The country has gone on an intensive reform programme spanning economics and politics.

A land audit was completed and it has unearthed several issues that will be addressed in the near future.

Currently, land barons are being nabbed by the authorities while corruption is being nipped in the bud.

All these processes are being done for the people of Zimbabwe, not the British, the EU or the US.

On the land issue, which is where the West’s anger reposes, the country is on course to achieve a bumper harvest after successive years of unreliable weather patterns.

All this is because of the new policy interventions by Government which gave birth to the hugely successful Pfumvudza Programme.

Crucially, Government last year saved millions of dollars from grain and wheat imports due to the notable success, especially from the Winter Wheat Programme.

A successful farming season does not bode well for the West’s expectations hence the continued existence of their sanctions.

Recently, Government announced it was taking over road repairs and funds for the initiative have been availed.

These inward looking policies are beginning to bear fruit in all sectors of the economy and they weaken the widely discredited sanctions.

This is why it is also important to heed President Mnangagwa’s statement at the burial of former Zimbabwe Republic Police (ZRP) Deputy Commissioner Moses Griffiths Mpofu at the National Heroes’ Acre last Saturday that Government will soon give land to productive young people both in the country and outside.
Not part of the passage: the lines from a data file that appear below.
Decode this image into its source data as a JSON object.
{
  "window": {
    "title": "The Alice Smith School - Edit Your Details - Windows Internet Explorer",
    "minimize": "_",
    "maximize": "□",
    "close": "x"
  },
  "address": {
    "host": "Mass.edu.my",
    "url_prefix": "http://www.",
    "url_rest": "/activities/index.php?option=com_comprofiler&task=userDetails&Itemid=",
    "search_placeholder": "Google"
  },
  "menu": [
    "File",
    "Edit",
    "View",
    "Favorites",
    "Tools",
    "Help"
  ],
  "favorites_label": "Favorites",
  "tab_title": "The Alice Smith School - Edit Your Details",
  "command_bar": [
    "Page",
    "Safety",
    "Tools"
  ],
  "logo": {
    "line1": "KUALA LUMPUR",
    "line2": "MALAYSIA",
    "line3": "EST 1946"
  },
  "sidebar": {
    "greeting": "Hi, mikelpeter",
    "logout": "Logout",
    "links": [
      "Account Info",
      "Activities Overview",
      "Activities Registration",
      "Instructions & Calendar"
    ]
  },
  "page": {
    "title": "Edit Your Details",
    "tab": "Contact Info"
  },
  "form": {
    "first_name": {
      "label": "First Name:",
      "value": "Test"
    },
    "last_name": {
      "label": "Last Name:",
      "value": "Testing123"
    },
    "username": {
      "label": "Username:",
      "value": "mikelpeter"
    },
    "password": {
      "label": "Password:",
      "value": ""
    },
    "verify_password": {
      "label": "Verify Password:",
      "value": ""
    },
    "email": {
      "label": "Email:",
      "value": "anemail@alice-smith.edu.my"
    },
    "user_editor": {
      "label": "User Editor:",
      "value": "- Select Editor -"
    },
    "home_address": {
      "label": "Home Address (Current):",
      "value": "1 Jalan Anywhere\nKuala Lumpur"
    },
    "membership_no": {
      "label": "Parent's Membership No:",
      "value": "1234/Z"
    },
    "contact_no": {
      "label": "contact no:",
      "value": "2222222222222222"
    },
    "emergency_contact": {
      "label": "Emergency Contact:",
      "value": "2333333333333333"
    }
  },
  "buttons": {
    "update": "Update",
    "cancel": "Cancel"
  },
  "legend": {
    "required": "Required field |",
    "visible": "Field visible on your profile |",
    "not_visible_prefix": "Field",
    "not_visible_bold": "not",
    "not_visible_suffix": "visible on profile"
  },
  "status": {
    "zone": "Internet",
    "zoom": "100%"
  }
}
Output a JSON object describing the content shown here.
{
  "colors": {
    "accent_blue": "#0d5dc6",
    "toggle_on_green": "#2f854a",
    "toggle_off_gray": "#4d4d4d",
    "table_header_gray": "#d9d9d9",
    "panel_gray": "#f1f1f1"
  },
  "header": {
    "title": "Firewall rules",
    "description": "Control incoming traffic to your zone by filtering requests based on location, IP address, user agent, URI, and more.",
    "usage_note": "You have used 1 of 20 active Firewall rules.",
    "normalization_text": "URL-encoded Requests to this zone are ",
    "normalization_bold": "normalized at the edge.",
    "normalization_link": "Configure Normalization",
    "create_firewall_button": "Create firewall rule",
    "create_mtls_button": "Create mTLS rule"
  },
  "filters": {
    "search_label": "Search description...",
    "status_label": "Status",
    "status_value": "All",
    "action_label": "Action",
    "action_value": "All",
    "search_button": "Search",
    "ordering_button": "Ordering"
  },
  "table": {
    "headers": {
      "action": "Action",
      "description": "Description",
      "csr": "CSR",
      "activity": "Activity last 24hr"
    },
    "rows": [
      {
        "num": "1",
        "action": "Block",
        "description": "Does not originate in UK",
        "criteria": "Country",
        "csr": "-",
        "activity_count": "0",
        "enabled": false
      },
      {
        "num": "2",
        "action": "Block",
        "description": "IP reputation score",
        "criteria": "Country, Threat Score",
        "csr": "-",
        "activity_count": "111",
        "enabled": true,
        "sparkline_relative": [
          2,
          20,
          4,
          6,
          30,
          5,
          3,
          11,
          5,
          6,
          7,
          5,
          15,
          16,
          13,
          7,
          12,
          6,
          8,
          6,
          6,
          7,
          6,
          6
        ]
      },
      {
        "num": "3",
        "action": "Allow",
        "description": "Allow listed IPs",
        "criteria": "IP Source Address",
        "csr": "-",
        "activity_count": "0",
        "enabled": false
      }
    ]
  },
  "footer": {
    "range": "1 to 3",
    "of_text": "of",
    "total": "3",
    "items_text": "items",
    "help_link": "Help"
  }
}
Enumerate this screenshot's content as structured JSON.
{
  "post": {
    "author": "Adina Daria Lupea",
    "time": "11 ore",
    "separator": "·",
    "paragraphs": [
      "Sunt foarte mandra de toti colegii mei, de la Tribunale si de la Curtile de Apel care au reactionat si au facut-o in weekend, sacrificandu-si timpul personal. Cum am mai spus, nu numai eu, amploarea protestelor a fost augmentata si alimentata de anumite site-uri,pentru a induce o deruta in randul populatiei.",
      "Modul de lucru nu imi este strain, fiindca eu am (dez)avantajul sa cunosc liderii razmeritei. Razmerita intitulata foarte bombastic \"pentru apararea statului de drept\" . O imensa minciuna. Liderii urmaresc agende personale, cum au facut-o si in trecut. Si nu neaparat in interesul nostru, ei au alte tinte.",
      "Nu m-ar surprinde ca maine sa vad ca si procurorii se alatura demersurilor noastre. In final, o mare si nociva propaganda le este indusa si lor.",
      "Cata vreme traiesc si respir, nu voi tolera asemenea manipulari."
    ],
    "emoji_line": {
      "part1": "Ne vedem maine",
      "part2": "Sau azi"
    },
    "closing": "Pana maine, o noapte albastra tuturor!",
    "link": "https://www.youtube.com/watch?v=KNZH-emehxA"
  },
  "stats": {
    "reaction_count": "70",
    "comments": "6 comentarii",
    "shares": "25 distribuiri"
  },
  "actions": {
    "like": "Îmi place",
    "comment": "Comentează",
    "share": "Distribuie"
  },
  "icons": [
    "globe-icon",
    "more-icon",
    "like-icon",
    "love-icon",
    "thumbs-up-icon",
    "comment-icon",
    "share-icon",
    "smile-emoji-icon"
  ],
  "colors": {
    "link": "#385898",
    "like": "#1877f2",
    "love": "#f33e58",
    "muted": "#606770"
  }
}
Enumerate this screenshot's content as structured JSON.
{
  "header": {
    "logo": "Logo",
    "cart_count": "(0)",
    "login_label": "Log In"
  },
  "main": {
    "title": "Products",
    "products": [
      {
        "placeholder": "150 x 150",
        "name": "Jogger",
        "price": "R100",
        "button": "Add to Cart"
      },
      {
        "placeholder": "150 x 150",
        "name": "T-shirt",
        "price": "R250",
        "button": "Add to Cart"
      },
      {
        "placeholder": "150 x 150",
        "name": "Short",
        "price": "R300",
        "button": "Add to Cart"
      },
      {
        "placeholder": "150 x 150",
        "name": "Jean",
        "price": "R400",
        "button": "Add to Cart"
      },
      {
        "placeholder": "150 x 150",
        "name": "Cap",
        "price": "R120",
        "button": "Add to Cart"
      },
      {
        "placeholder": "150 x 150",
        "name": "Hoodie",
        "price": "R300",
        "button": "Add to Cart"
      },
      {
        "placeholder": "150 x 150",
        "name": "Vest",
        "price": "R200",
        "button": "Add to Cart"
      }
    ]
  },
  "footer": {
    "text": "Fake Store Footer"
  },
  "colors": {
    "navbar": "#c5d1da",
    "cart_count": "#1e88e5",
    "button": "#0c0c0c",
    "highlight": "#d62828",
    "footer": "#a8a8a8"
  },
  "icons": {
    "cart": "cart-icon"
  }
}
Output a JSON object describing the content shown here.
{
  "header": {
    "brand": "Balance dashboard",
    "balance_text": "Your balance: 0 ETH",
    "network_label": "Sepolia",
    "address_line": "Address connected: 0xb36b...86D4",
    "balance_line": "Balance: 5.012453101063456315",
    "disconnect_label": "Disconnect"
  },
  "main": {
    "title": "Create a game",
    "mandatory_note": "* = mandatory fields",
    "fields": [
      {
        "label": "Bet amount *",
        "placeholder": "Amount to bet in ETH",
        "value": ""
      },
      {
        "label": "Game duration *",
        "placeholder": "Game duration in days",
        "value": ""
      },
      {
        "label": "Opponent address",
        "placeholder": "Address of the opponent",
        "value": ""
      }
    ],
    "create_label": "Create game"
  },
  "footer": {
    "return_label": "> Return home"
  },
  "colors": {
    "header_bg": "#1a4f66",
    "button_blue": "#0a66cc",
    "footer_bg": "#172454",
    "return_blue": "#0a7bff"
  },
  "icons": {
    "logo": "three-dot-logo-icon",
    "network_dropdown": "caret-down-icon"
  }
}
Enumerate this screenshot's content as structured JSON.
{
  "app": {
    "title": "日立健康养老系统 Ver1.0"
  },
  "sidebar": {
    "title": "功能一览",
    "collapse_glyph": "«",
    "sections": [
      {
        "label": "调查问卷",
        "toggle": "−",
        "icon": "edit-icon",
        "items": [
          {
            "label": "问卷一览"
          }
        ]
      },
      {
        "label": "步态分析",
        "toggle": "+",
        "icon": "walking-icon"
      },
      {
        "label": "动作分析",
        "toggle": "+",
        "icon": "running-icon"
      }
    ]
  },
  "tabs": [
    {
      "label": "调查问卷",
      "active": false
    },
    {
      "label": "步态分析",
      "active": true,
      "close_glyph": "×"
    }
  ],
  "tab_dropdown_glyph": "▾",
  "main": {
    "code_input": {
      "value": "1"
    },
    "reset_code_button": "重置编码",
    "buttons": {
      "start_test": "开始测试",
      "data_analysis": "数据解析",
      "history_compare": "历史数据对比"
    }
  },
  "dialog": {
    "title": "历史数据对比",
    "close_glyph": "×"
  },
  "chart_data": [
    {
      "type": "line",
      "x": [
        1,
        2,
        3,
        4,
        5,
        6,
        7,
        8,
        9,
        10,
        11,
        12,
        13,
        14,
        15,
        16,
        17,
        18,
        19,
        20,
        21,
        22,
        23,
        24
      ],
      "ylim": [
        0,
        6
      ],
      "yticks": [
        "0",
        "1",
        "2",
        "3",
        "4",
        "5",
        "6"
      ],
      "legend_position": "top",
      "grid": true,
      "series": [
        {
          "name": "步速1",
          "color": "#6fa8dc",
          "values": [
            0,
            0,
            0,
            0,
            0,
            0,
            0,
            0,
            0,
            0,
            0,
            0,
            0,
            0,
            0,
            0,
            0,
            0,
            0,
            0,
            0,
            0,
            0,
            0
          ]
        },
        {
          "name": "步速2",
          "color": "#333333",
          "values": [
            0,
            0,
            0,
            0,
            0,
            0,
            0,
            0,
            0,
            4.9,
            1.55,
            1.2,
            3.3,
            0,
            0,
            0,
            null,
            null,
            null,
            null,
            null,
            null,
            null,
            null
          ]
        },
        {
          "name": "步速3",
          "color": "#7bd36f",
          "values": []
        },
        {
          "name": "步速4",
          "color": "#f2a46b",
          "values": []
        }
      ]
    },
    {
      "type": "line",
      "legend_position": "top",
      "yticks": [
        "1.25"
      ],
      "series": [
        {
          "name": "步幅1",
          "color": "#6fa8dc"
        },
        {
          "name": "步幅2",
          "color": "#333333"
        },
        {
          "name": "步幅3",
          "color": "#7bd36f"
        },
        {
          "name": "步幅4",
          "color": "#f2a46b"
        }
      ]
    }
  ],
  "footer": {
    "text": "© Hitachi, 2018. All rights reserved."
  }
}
Young people have proved to be productive and this is not good news for the West.

We can only render the sanctions ineffective if we are productive on the land and this is the direction that the country has taken.

“I am aware that our youths are crying out for pieces of land and are eager to work the land,” he said.

“The inquiry we launched on agricultural land has identified lots of land which is vacant, underutilised and belonging to multiple owners. 

“Government will repossess that land for on-leasing to the landless, foremost among them the youths.

“The land must, therefore, be worked on, made to produce like never before.”

As the country forges with its development agenda, time has come for Zimbabweans to come together and come up with strategies that will consolidate the gains that have made so far.

We have the resources and the manpower to fully develop the country and indications so far are that we are on the right track.